As the Industry's Needs Expanded, So Did the Scope of ASME's Nuclear Codes and Standards.

Mechanical Engineering 136(05), 42-45 (May 01, 2014) (4 pages) Paper No: ME-14-MAY3; doi: 10.1115/1.2014-May-3

This article discusses why it is essential to develop new codes and standards for nuclear power industry. The reason for developing new codes for nuclear power sector is simple to understand. It has to do with the fundamental purpose of all standards: Standards exist to serve not only all the stakeholders in an industry – manufacturers, regulators, insurers, operators of equipment, but also the members of the general public who happen to be in the neighborhood. Standards support prosperity and, more important than that, they maintain public safety. Presently, different committees are working on the next generation of their standards in the nuclear power sector.

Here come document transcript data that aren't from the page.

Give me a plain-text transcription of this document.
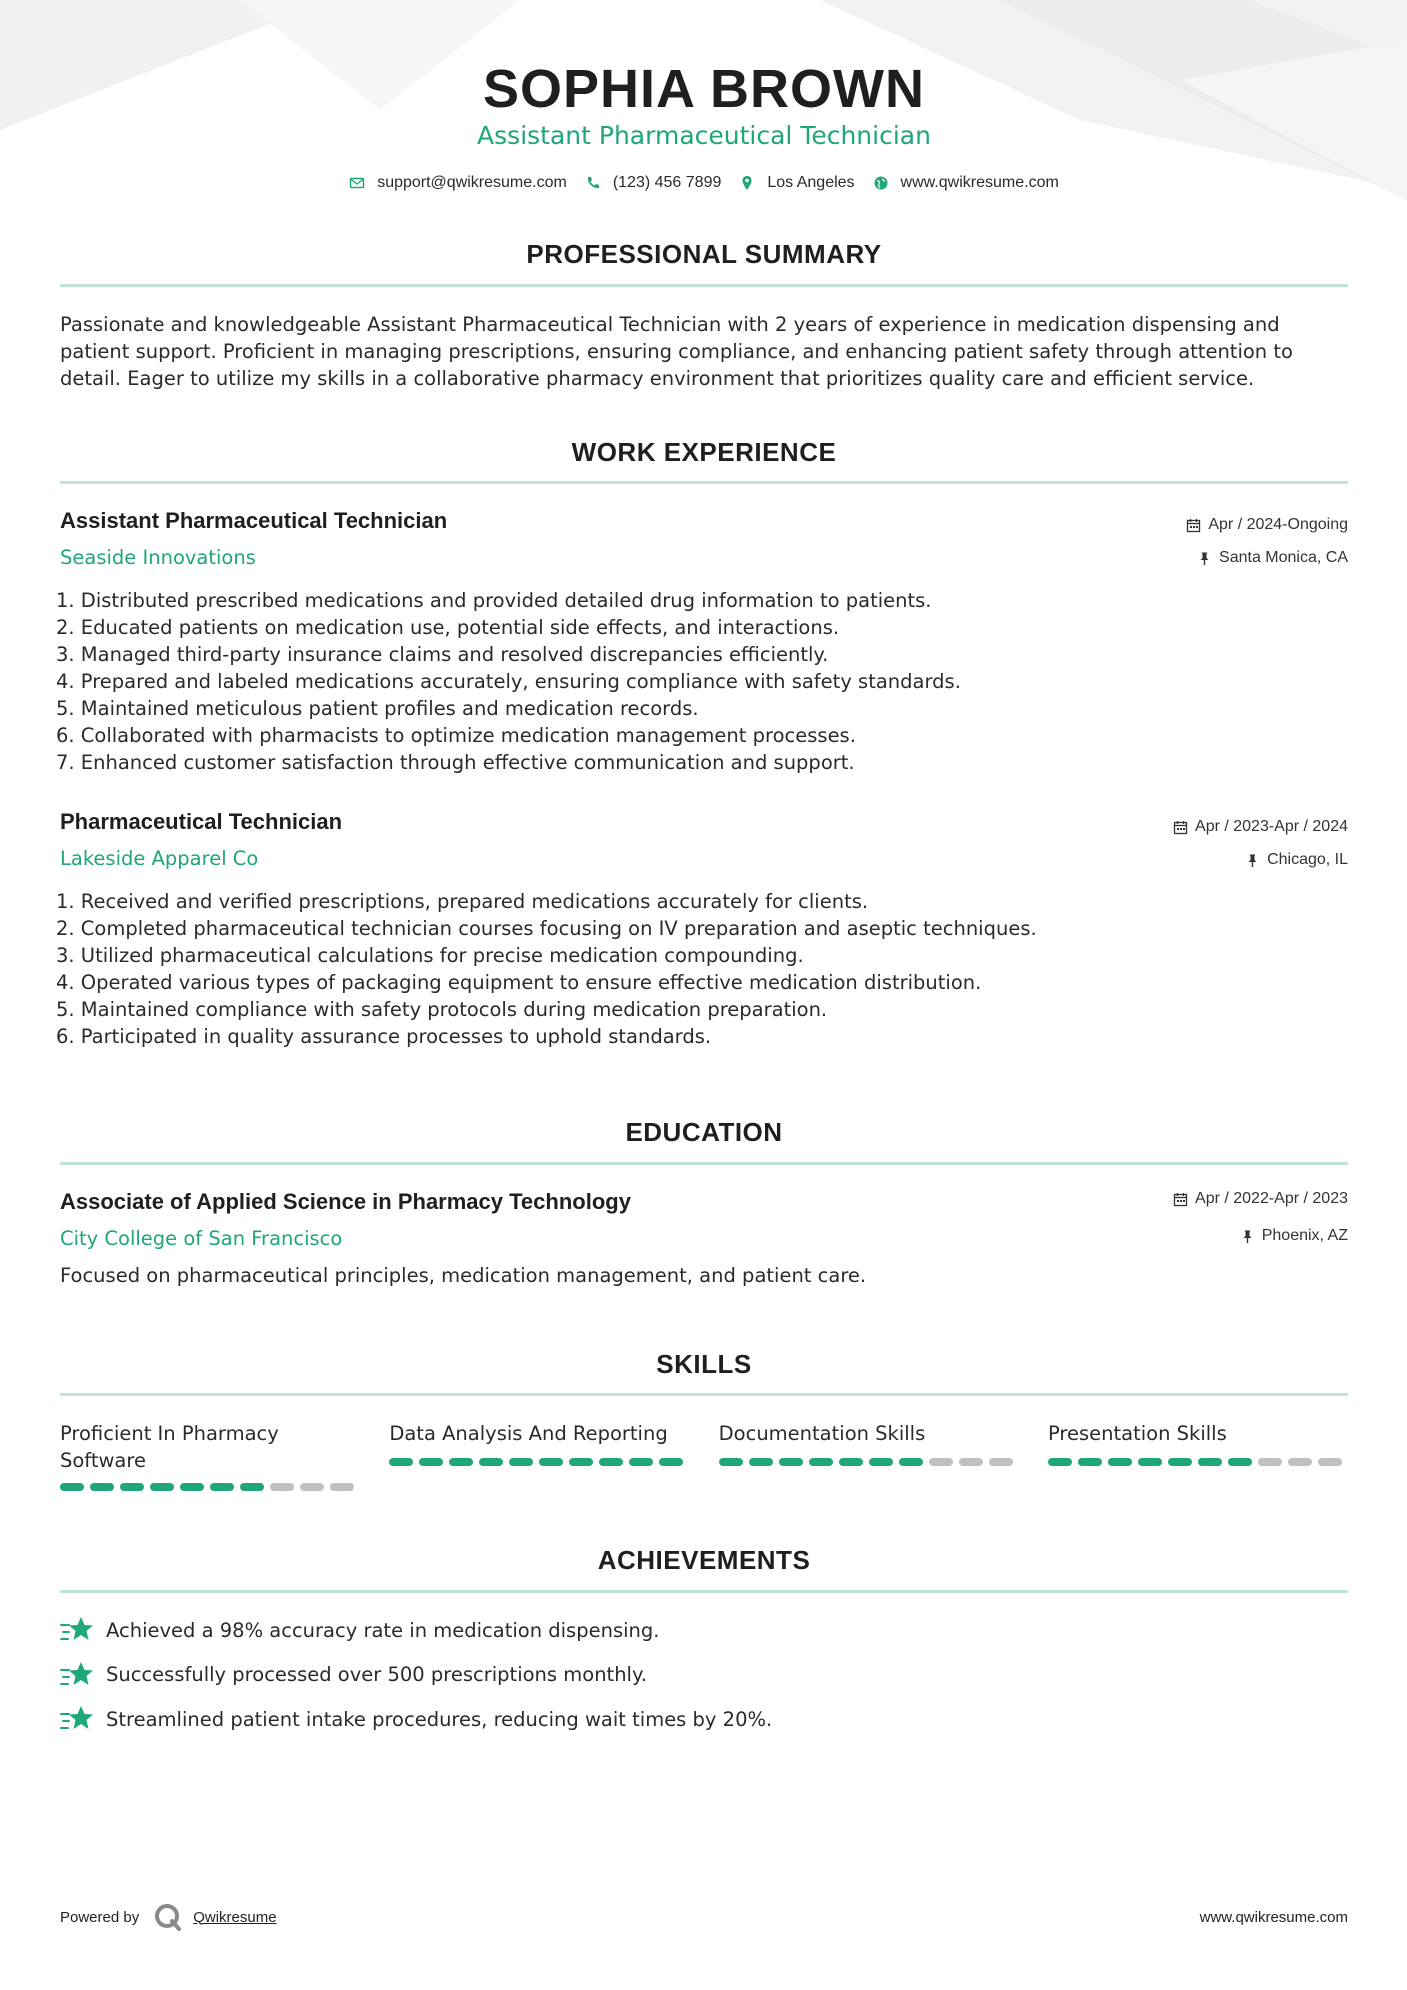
SOPHIA BROWN
Assistant Pharmaceutical Technician
support@qwikresume.com	(123) 456 7899	Los Angeles	www.qwikresume.com
PROFESSIONAL SUMMARY
Passionate and knowledgeable Assistant Pharmaceutical Technician with 2 years of experience in medication dispensing and patient support. Proficient in managing prescriptions, ensuring compliance, and enhancing patient safety through attention to detail. Eager to utilize my skills in a collaborative pharmacy environment that prioritizes quality care and efficient service.
WORK EXPERIENCE
Assistant Pharmaceutical Technician
Seaside Innovations
Apr / 2024-Ongoing
Santa Monica, CA
1. Distributed prescribed medications and provided detailed drug information to patients.
2. Educated patients on medication use, potential side effects, and interactions.
3. Managed third-party insurance claims and resolved discrepancies efficiently.
4. Prepared and labeled medications accurately, ensuring compliance with safety standards.
5. Maintained meticulous patient profiles and medication records.
6. Collaborated with pharmacists to optimize medication management processes.
7. Enhanced customer satisfaction through effective communication and support.
Pharmaceutical Technician
Lakeside Apparel Co
Apr / 2023-Apr / 2024
Chicago, IL
1. Received and verified prescriptions, prepared medications accurately for clients.
2. Completed pharmaceutical technician courses focusing on IV preparation and aseptic techniques.
3. Utilized pharmaceutical calculations for precise medication compounding.
4. Operated various types of packaging equipment to ensure effective medication distribution.
5. Maintained compliance with safety protocols during medication preparation.
6. Participated in quality assurance processes to uphold standards.
EDUCATION
Associate of Applied Science in Pharmacy Technology
City College of San Francisco
Apr / 2022-Apr / 2023
Phoenix, AZ
Focused on pharmaceutical principles, medication management, and patient care.
SKILLS
Proficient In Pharmacy Software
Data Analysis And Reporting	Documentation Skills	Presentation Skills
ACHIEVEMENTS
Achieved a 98% accuracy rate in medication dispensing.
Successfully processed over 500 prescriptions monthly.
Streamlined patient intake procedures, reducing wait times by 20%.
Powered by	Qwikresume	www.qwikresume.com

They are incorporating recent experience and integrating new technologies, from materials to theoretical tools. The ASME/ANS Nuclear Risk Management Committee is currently expanding the scope of the standard to cover risk at shutdown and include long-term maintenance of containment and releases to the public after an accident. In addition, requirements for advanced reactors and the lessons learned from the Fukushima accident are under development.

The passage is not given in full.